Séance 5. Anthropologie et Art contemporain
DANIELLA GOMES BIRCHAL DE MOURA
(Paris 1 Panthéon Sorbonne – UFR Arts Plastiques et Sciences de l’Art)
L’identité menstruelle dans l’art contemporain
En réfléchissant sur l’identité organique féminine, cette proposition d’intervention entend discuter la présence du sang menstruel dans certaines créations artistiques contemporaines : Red is the colour d’Ingrid Berthon-Moine, Casting Off My Womb de Casey Jenkins, Seeing Red Project d’Anna Gibson et Johanna Samuelson ; Amen d’Aline P., Isilumo siyaluma de Zanele Muholi et Je ne peux pas m’empêcher de m’écouler et Offrande à Iemanjá de Daniella de Moura. Le sang est une substance symboliquement complexe, qui est à la fois ce qui salit et ce qui nettoie, ce qui rend impur et ce qui purifie. Le sang versé criminellement, ou lors d’un accident ou d’une maladie, représente le danger venu de l’extérieur de l’identité, le Soi menacé par l’Autre, la société menacée par son dehors, la vie par la mort. Le sang menstruel, au contraire, représente le danger venant de l’intérieur de l’identité, il menace le rapport entre les sexes face à la différence sexuelle. Le sang menstruel établit l’identité et la différence sexuelle, symbolisant le conflit permanent de l’interdit sur le corps de la femme. Le sang menstruel induit une substance organique et un état affectif déterminant qui évoque un ordre caché de l’oeuvre, une sorte de secret du corps que les artistes débordent jusqu’à l’épiderme de l’image. Nous verrons comment le corps mis en crise par ses humeurs menstruelles ouvre alors une brèche dans le corps social. Le spectateur est invité à discerner dans sa trame l’expérience esthétique d’un corps singulier vers l’élucidation d’une lecture plus politique, celle d’un corps collectif.
RIME FETNAN
(Bordeaux Montaigne – Laboratoire Médiation, Information, Communication, Arts)

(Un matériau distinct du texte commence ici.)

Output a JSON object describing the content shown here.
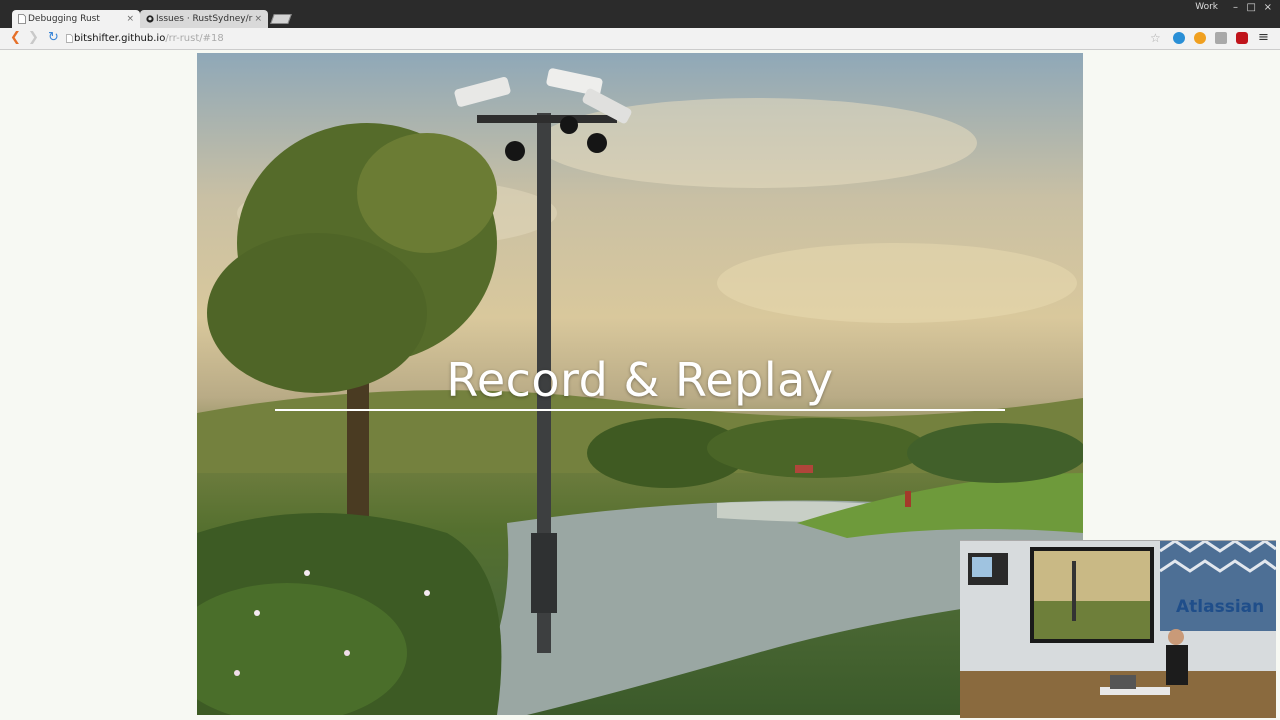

Représenter l’Autre : usages des images anthropologiques dans les catalogues des expositions internationales d’art contemporain
La relation entre art et anthropologie est depuis longtemps adossée à l’histoire de la discipline et s’incarne d’abord dans les musées d’ethnographie, premiers témoignages de l’intérêt que porte l’Occident pour l’Autre. Ces musées traversent une crise lorsque, dans les années 1980, certains chercheurs issus des cultural studies critiquent d’une part, la spoliation et la decontextualisation des objets et artefacts, d’autre part leur statut, figé dans un « présent ethnologique» (Clifford, 1988), rendant impossible leur accès à la modernité. Cette période est également marquée par les premières incursions de l’ethnographie dans les expositions d’art contemporain, témoignant d’une tendance nouvelle, celle d’élever les objets et images au rang d’oeuvres d’art. Malgré les critiques, Jean-Hubert Martin insuffle au monde de l’art contemporain une démarche nouvelle, celle de vouloir placer l’art occidental et extra-occidental sur la même échelle de valeur. Dès lors, de nombreuses expositions d’art contemporain ont porté un regard anthropologique sur la création artistique internationale, en articulant oeuvres d’art et images ethnographiques, alimentant leur discours sur la mondialisation de l’art et l’altérité des textes anthropologiques fondateurs. Dans le but de faire émerger le contenu de telles représentations, cette communication mettra en exergue les différents usages des images anthropologiques au sein de trois expositions internationales d’art contemporain (Magiciens de la Terre, 1989, Partage d’exotisme, 2000, et Intense Proximité, 2012). Notre étude portera spécifiquement sur les catalogues, dispositifs complexes, à la fois traces et incarnations des expositions, constituant le « matériel d’une histoire et d’une science de l’art » (Marin, 1975). Enfin, nous tenterons de faire émerger les imaginaires véhiculés au sein de ces expositions.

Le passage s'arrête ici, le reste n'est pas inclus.